帝王略論卷一 二世
生涯
- 二世が即位すると、趙高はひそかに李斯を殺し、自ら丞相となって刑罰・誅殺をもっぱらとし、法の適用はますます酷しくなった。
- そこで陳勝らが挙兵し、六国はそれぞれ自立して王を称し、項羽は諸侯を率いて秦を討った。
- 二世がしばしば盗賊の乱について趙高を責めたため、趙高は恐れて二世を殺した。二世は立って三年で死んだ。
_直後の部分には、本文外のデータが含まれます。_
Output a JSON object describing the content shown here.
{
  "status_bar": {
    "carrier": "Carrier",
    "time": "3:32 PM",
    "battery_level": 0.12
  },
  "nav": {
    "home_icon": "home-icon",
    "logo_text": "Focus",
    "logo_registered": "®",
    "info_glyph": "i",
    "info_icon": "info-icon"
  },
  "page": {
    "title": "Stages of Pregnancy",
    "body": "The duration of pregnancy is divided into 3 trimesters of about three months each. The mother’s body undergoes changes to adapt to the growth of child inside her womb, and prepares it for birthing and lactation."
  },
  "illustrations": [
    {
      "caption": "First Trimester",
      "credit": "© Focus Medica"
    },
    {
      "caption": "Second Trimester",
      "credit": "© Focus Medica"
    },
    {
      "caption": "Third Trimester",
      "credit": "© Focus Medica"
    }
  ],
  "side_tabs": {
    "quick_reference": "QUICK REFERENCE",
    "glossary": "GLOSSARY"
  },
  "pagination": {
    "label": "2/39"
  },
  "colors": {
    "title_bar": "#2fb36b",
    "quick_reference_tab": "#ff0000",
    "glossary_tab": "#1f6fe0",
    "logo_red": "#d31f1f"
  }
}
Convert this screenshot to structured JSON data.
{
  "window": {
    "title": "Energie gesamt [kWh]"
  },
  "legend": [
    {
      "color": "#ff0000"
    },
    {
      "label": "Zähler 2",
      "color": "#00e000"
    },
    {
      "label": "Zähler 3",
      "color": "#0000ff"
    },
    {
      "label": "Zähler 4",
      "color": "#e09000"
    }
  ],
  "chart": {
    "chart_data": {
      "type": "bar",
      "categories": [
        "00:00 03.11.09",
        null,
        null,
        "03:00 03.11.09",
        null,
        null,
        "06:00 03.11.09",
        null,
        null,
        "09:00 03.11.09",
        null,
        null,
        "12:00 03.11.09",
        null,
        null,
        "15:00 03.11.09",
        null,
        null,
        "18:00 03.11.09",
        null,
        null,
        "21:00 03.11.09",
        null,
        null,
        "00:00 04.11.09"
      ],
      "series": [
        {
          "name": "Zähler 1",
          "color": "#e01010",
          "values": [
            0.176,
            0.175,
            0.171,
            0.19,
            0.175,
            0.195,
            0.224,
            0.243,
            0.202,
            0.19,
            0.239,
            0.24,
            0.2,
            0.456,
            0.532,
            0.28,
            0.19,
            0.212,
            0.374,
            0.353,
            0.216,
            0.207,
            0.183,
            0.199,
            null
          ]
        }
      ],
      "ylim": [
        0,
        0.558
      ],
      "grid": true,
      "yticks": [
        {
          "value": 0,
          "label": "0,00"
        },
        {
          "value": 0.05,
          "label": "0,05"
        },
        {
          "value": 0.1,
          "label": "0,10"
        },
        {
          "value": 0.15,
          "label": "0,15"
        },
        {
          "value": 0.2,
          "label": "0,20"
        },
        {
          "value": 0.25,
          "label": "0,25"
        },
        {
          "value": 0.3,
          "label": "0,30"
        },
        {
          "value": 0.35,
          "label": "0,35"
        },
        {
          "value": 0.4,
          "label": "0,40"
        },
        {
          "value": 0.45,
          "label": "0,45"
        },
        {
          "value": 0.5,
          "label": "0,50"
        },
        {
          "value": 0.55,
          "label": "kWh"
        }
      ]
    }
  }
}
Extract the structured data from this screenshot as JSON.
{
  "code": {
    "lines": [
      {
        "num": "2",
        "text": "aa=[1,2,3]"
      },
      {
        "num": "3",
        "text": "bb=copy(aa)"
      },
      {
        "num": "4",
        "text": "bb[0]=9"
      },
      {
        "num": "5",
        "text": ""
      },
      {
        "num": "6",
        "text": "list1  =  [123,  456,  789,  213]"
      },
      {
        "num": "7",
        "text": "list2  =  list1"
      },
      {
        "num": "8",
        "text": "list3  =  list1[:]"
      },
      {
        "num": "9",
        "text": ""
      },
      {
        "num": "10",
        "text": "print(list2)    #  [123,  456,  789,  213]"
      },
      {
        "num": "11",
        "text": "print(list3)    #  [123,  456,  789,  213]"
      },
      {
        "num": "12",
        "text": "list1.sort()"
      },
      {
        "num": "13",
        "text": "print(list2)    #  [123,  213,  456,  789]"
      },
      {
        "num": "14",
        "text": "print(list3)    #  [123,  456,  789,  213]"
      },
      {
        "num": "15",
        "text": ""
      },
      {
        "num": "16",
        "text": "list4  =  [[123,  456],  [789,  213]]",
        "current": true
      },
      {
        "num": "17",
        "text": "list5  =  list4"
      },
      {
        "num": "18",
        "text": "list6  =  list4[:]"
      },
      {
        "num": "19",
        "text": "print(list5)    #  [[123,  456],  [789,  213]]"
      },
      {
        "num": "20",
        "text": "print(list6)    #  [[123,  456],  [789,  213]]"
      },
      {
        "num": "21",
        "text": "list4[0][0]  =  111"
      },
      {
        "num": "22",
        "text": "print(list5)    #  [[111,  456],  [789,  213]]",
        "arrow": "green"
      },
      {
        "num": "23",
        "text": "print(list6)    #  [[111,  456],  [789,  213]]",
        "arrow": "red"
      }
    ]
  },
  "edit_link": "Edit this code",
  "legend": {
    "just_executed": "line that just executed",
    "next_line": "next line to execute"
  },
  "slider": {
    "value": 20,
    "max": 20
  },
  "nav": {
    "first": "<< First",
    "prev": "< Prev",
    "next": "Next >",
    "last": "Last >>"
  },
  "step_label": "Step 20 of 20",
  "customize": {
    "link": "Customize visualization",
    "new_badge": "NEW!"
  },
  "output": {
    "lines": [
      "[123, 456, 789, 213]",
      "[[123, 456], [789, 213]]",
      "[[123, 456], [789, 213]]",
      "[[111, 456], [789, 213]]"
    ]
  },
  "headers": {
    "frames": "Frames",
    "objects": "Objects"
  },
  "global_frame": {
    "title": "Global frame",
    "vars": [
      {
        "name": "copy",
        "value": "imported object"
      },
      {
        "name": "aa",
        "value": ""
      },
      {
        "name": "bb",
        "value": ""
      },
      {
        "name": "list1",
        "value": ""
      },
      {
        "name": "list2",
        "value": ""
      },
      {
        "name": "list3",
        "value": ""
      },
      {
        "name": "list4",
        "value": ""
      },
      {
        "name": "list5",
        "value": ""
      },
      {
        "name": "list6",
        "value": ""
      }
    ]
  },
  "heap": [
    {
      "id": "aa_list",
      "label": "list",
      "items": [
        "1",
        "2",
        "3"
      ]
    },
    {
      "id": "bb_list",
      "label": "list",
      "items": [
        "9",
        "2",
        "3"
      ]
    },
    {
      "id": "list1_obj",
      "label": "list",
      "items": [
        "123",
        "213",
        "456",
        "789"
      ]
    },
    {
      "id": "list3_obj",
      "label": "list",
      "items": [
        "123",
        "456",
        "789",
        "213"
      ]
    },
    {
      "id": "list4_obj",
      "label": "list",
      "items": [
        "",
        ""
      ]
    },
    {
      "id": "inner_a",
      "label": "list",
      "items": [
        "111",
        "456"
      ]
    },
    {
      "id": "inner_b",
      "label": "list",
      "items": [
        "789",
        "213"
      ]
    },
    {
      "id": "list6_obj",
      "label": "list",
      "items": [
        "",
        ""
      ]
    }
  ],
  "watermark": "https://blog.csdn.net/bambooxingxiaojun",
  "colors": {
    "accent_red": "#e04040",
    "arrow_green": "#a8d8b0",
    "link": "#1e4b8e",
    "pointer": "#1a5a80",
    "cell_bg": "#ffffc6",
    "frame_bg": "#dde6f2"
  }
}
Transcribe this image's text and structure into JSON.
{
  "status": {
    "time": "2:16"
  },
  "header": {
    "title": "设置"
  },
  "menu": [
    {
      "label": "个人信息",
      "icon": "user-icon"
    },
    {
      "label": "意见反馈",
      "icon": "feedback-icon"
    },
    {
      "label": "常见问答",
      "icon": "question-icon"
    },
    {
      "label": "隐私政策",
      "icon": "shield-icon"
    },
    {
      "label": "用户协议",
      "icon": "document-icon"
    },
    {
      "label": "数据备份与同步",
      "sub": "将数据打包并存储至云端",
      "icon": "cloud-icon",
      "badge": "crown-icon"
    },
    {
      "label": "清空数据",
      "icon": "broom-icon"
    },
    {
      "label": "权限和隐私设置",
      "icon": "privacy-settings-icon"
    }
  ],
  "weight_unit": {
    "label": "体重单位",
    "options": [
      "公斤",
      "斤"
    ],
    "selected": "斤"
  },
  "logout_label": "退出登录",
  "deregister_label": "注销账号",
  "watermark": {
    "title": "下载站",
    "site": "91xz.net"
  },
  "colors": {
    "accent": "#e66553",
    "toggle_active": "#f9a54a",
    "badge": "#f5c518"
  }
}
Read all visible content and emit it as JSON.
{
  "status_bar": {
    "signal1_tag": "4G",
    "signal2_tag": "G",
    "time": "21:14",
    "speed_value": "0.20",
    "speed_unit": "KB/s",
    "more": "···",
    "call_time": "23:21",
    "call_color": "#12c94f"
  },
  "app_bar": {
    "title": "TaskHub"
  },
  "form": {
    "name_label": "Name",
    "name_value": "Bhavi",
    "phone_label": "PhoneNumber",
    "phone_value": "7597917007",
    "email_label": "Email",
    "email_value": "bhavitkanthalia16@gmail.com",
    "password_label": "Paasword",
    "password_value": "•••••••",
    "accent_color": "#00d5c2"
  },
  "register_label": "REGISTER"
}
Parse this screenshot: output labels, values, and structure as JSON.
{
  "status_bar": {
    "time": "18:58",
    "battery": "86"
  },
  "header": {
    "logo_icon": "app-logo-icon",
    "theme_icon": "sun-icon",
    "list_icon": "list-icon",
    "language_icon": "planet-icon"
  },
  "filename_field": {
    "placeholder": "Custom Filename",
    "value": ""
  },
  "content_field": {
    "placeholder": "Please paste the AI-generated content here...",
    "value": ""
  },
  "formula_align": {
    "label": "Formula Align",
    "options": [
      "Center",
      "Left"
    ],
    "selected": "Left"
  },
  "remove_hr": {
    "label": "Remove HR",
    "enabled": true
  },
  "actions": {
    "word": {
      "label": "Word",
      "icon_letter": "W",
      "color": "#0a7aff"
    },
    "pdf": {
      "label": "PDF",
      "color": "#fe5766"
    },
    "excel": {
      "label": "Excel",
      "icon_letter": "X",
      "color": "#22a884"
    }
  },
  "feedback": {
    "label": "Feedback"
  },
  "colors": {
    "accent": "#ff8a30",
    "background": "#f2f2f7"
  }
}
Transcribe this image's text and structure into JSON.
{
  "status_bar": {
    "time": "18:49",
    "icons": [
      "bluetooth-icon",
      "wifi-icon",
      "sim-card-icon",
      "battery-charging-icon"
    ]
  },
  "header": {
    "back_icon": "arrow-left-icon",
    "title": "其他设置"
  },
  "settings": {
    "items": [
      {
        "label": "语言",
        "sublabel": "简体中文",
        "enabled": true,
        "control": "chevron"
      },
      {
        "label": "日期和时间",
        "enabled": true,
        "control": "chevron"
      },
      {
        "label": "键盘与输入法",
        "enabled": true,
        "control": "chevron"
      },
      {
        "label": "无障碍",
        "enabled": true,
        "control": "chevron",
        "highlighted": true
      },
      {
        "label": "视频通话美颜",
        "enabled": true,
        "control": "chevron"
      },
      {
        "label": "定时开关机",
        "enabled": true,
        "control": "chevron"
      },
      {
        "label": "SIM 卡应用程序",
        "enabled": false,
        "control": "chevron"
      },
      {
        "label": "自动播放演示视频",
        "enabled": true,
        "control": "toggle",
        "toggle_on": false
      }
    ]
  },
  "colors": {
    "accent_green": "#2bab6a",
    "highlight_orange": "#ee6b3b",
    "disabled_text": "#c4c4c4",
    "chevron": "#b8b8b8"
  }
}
- 二世の兄の子・子嬰が立てられたが、項羽が至って子嬰を殺し、秦の祚はついに滅んだ。
史論
公子は「秦始皇は秦・隴の地から興り、列国を蚕食してついに東西二周を滅ぼして九鼎を遷し、天下を併呑して宇内を平定した。その規模と功業は既に大きなものであった。それなのになぜ自身は危うく命を落としかけ、子の代で滅んだのか」と問うた。先生は「始皇は仁義を棄てて武力に頼った。これは天下を併呑することはできても、それを守り継ぐことはできない。子孫に残した教えは貪欲と暴虐のみであった。胡亥の才は始皇に及ばず、趙高の智は李斯に及ばない。暗愚な主が姦臣に操られ、始皇の貪欲と暴虐の跡をそのままたどったのだから、三年で滅んだのはむしろ遅いくらいである」と答えた。